HALO KENDAL – Alokasi pupuk urea dan NPK bersubsidi di Kendal tahun 2023 bertambah. Untuk pupuk urea, dari sebelumnya sebanyak 24.991 ton di tahun 2022, kini menjadi 30 ribu ton di tahun 2023.
Demikian pula alokasi pupuk bersubsidi NPK (nitrogen, phospat dan kalium), dari tahun sebelumnya sebanyak 13.848 ton, di tahun ini sebanyak 16 ribu ton.
Hal tersebut disampaikan Kepala Dinas Pertanian dan Pangan Kendal, Pandu Rapriat Rogojati. Menurutnya, sejak pertengahan tahun 2022, pemerintah hanya memberikan pupuk bersubsidi jenis urea dan NPK.
“Sedangkan untuk pupuk ZA atau dikenal dengan nama Amonium Sulfat dan SP-36 yang terbuat dari fosfat alam dan sulfat, sekarang sudah tidak ada lagi subsidi,” terangnya, saat ditemui halosemarang.id, Sabtu (25/2/2023).
Pandu juga menjelaskan, kebutuhan pupuk yang paling banyak dibutuhkan petani yaitu jenis urea. Sehingga pada tahun ini ada penambahan alokasi.
Ditambahkan, pendistribusian pupuk urea kepada petani tidak dilakukan sekaligus, tetapi secara bertahap tiap musim tanam padi. Dalam satu tahun, sekitar 36 ribu – 40 ribu hektare
“Oleh karena itu sejak bulan Januari sudah mulai pendistribusian pupuk bersubsidi. Insya-Allah untuk pupuk urea, sesuai pengajuan akan dipenuhi,” jelas Pandu.
Pandu berharap, dengan penghapusan beberapa jenis pupuk bersubsidi, diharapkan agar para petani bisa mengoptimalkan penggunaan pupuk organik.
“Pupuk organik itu tidak harus membeli, tetapi bisa membuat sendiri dengan bahan-bahan yang ada. Sehingga akan mengurangi biaya produksi. Belum lagi kelebihan pupuk organik dapat memperbaiki dan menggemburkan tanah sehingga mudah diolah serta penetrasi akar tanaman lebih mudah. Jadi ramah lingkungan,” tandasnya.
Meskipun alokasi pupuk urea bersubsidi naik, namun menurut pengakuan para petani, pada tahun ini jatah pupuk urea bersubsidi masih sama seperti tahun kemarin.

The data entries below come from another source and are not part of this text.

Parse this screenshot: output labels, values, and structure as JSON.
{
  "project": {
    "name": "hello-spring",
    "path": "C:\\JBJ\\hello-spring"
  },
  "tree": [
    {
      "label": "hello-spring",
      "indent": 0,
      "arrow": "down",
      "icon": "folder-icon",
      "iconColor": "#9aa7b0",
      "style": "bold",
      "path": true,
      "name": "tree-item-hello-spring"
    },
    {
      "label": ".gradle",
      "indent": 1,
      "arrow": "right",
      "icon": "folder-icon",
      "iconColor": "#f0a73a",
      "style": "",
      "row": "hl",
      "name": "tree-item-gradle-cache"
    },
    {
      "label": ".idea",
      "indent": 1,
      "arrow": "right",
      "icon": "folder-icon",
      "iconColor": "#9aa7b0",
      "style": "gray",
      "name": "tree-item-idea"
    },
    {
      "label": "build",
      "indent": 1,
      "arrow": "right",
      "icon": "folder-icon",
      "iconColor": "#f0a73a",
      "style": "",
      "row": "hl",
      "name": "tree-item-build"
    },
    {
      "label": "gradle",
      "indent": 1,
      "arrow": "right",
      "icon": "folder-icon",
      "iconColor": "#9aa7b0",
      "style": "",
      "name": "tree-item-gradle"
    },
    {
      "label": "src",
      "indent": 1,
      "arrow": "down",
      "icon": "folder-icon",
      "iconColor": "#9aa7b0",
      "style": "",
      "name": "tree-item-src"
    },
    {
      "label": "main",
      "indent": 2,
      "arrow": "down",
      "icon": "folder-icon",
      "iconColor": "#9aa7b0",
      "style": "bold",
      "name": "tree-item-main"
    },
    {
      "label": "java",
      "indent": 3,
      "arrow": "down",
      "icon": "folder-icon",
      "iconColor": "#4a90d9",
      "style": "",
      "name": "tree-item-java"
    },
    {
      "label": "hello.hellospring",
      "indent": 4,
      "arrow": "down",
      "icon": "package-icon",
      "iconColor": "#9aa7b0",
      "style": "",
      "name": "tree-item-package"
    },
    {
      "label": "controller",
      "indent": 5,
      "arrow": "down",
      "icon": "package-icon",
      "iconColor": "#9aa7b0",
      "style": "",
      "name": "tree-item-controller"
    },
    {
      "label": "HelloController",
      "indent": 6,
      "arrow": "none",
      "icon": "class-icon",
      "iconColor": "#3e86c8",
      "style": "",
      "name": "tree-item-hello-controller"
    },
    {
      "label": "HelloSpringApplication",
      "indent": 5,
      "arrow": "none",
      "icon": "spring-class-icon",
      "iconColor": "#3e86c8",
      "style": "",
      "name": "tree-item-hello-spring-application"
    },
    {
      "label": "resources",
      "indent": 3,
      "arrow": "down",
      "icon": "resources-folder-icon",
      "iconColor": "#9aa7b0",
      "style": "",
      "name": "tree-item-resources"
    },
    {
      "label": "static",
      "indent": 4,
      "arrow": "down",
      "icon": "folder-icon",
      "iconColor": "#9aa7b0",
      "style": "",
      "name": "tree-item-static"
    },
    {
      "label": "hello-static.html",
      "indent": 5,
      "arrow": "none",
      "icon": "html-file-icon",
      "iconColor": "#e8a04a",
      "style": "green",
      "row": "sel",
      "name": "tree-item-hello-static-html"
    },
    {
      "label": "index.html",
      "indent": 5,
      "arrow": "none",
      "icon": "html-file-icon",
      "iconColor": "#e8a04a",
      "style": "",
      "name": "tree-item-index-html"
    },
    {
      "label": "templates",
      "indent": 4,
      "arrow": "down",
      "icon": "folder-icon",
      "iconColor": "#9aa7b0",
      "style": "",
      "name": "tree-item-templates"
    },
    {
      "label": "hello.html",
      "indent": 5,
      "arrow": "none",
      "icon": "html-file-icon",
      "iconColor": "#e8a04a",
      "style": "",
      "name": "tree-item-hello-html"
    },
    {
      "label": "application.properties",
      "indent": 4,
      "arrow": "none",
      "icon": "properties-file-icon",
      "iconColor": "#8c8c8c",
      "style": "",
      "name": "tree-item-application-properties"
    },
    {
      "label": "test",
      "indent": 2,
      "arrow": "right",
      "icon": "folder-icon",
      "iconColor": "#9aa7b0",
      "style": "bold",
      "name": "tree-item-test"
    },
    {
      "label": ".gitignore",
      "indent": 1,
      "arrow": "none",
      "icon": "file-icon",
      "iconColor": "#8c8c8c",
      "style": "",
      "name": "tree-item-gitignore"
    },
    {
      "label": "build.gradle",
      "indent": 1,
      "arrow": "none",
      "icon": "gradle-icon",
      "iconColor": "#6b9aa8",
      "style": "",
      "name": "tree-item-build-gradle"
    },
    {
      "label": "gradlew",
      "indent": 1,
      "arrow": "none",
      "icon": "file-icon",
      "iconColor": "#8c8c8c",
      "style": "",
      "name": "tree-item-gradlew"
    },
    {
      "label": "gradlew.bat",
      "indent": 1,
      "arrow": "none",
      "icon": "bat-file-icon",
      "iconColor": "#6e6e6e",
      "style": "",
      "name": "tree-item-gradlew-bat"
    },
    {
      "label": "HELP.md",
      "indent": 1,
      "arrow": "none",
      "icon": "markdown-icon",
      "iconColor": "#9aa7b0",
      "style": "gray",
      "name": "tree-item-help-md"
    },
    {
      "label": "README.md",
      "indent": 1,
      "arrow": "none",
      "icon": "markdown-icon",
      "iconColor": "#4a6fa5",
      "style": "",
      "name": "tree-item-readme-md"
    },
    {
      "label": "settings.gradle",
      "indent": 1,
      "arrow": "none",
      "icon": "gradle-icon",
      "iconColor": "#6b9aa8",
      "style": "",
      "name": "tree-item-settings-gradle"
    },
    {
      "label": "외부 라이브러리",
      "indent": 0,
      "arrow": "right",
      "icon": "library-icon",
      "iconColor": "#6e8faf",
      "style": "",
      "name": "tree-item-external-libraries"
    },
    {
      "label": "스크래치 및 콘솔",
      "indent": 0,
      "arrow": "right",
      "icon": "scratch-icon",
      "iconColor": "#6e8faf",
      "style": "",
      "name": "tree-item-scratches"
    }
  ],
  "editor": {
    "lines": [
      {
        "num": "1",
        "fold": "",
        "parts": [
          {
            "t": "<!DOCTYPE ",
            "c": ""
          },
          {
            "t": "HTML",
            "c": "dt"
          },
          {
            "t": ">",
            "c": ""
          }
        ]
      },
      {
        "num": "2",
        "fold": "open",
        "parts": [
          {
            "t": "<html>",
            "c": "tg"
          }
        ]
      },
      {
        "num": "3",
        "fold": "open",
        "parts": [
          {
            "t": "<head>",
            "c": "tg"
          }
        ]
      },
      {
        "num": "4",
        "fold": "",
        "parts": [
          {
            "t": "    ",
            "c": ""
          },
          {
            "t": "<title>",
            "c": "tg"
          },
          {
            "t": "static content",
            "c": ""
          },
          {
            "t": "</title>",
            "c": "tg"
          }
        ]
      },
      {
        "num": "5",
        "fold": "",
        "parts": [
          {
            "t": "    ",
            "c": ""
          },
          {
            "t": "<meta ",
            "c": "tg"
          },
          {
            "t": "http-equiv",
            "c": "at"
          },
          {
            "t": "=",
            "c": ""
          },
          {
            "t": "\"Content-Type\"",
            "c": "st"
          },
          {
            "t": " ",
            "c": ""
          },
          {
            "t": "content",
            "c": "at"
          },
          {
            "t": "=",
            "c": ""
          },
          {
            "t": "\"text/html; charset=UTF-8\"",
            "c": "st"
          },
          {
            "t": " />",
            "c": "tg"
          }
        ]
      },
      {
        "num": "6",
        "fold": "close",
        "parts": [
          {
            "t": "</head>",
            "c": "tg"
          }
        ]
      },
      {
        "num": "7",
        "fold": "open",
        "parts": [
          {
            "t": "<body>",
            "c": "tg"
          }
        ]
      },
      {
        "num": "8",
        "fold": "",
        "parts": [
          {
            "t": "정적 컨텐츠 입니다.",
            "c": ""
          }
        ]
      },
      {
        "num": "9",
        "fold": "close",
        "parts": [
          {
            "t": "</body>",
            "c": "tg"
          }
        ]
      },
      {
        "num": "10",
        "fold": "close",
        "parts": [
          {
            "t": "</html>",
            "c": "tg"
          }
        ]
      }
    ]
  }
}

Padahal, petani berharap ada penambahan jatah pupuk urea bersubsidi, karena masih banyak dibutuhkan.
Seperti diungkapkan sebelumnya, oleh Jukaeri petani di Desa Kebonagung, Kecamatan Ngampel, Kendal, dirinya tidak mendapat tambahan jatah pupuk urea bersubsidi.
“Pupuk subsidi kan dapatnya sedikit, dan tahun ini tidak ada tambahan. Saya hanya mendapatkan satu sak pupuk ukuran 50 kilogram. Padahal saya butuh lebih dari tiga sak tiap musim tanam,” ungkapnya.
Senada diutarakan Umar Markawi, yang juga petani di Desa Kebonagung. Menurutnya, jatah pupuk urea bersubsidi sangat kurang dari yang dibutuhkan.
“Pupuk urea bersubsidi ada, tapi sedikit, tidak mencukupi. Sehingga masih ada tambahan dengan nonsubsidi. Terpaksa saya harus membeli urea nonsubsidi. Ya meski lebih mahal,” ujarnya. (HS-06).